2 – O desrespeito ao meio ambiente é considerado USO NOCIVO (mau) DA PROPRIEDADE ( Art 1º, parágrafo 1º).

3 – Pequena propriedade rural ou posse rural familiar é aquela EXPLORADA PELA FAMÍLIA com mais de 80% da renda vinda de atividades camponesas e que tenha menos de 150 hectares na Amazônia Legal, menos de 50 hectares no Maranhão e menos de 30 hectares no restante do País. ( Art 1º, parágrafo 2º, inciso I).
É importante ressaltar que, no Código Florestal, a pequena propriedade tem um tratamento diferente.

4 – ÁREA DE PRESERVAÇÃO PERMANENTE – APP: é a área que deve ser protegida NAS BEIRAS DE RIOS, CÓRREGOS, SANGAS, IGARAPÉS E CORRENTES DE ÁGUA; NASCENTES E OLHOS D’ÁGUA; LAGOAS, LAGOS E RESERVATÓRIOS D’ÁGUA; TOPOS DE MORRO, MONTANHAS E SERRAS; ENCOSTAS COM DECLIVE ACIMA DE 45º; RESTINGAS; BORDAS DE TABULEIROS E CHAPADAS, COM FUNÇÃO AMBIENTAL DE PRESERVAR A ÁGUA, A PAISAGEM, A BIODIVERSIDADE, A FAUNA (animais), A FLORA (plantas), PROTEGER O SOLO E ASSEGURAR O BEM ESTAR DAS PESSOAS (Art. 1º, parágrafo 2º, inciso II).

As dimensões da APP são as seguintes:
– de 30 (trinta) metros para os cursos d’água de menos de 10 (dez) metros de largura;
– de 50 (cinquenta) metros para os cursos d’água que tenham de 10 (dez) a 50 (cinquenta) metros de largura;
– de 100 (cem) metros para os cursos d’água que tenham de 50 (cinquenta) a 200 (duzentos) metros de largura;
– de 200 (duzentos) metros para os cursos d’água que tenham de 200 (duzentos) a 600 (seiscentos) metros de largura;
– de 500 (quinhentos) metros para os cursos d’água que tenham largura superior a 600 (seiscentos) metros;
– um raio mínimo de 50 (cinquenta) metros de largura nas nascentes e nos chamados “olhos d’água”.
– em faixa nunca inferior a 100 (cem) metros em projeções horizontais nas bordas dos tabuleiros ou chapadas, a partir da linha de ruptura do relevo ( Art 2º).
5 – RESERVA LEGAL – RL: é a área no INTERIOR DE UMA PROPRIEDADE OU POSSE RURAL, NECESSÁRIA AO USO SUSTENTÁVEL DO RECURSOS NATURAIS, À CONERVAÇÃO E REABILITAÇÃO DA NATUREZA (processos ecológicos), CONSERVAÇÃO DA BIODIVERSIDADE E ABRIGO PARA PLANTAS E ANIMAIS NATIVOS ( Art 1º, parágrafo 2º, inciso III).

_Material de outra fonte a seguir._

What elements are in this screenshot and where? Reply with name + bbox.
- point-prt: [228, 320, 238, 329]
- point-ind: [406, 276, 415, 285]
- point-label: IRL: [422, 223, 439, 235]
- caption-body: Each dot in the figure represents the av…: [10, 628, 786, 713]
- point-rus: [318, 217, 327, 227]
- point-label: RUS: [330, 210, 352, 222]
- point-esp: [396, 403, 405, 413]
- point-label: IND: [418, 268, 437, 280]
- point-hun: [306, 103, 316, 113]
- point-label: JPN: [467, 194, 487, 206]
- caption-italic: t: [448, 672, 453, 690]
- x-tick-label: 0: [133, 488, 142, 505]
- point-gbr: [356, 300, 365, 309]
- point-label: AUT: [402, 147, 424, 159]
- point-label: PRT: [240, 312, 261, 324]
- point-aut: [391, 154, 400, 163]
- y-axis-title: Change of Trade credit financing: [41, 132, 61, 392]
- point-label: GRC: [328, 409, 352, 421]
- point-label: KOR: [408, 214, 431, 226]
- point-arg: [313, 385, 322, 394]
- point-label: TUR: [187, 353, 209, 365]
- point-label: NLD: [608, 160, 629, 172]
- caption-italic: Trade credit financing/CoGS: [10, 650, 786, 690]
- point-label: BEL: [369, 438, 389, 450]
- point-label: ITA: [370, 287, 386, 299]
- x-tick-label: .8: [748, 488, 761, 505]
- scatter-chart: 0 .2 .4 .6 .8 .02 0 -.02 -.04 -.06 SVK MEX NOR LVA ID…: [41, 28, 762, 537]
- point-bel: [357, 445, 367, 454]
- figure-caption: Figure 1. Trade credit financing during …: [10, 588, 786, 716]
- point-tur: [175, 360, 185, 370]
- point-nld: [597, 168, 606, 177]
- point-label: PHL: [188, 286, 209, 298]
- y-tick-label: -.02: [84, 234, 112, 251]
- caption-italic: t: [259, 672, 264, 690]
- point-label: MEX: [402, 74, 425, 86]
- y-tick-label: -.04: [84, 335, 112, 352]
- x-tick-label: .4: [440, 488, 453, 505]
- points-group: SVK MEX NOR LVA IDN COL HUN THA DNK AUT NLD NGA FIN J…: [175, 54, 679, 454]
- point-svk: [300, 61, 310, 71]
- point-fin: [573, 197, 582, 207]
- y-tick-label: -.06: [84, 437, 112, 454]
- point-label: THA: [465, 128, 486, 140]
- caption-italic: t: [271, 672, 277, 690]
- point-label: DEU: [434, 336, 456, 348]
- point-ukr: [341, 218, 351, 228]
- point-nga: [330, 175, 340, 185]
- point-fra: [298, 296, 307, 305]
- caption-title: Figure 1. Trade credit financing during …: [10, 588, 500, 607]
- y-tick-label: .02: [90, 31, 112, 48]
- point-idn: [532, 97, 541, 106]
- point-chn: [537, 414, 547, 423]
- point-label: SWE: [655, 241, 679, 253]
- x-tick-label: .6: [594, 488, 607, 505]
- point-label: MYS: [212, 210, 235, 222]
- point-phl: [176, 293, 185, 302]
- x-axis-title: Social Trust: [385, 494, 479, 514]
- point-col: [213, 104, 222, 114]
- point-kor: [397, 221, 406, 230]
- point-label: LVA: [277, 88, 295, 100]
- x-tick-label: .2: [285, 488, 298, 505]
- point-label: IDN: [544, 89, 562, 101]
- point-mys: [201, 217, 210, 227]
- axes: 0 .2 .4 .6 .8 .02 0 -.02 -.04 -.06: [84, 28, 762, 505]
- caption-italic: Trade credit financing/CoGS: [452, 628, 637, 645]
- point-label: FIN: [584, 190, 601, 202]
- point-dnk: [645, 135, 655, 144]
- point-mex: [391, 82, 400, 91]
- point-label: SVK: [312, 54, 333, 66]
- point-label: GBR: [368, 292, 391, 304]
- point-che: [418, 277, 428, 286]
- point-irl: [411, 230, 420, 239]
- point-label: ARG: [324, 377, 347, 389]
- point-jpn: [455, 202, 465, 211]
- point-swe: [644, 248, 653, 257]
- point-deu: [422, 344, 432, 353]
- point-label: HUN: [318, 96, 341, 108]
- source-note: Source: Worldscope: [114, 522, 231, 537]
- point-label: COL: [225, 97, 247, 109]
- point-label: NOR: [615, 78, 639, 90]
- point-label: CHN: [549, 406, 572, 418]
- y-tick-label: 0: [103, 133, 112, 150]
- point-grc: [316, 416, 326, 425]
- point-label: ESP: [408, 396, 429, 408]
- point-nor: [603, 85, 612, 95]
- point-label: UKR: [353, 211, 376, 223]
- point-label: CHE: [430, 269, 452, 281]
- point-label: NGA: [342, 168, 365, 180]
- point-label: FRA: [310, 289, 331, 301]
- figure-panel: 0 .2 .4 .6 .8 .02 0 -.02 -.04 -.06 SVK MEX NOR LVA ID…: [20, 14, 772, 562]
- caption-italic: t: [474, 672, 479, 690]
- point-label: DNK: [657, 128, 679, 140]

As dimensões da Reserva Legal são as seguintes:

– 80 % em áreas de floresta na Amazônia Legal;

– 35% nas áreas do cerrado da Amazônia Legal, sendo 20% na propriedade ou posse e 15% podem ser compensados e outra área desde que na mesma microbacia;

– 20% em outras regiões do país, seja de floresta ou campos. (Art 16º, incisos I,II,III e IV).

6 – ATIVIDADES DE INTERESSE SOCIAL: podem ser consideradas atividades de interesse social, para fins de cumprimento do Código Florestal, entre outras, as seguintes atividades:

– Atividades necessárias à proteção da vegetação nativa, tais como: prevenção e combate ao fogo, controle da erosão, proteção de plantio com espécies nativas reconhecidas pelo Conselho Nacional de Meio Ambiente (CONAMA).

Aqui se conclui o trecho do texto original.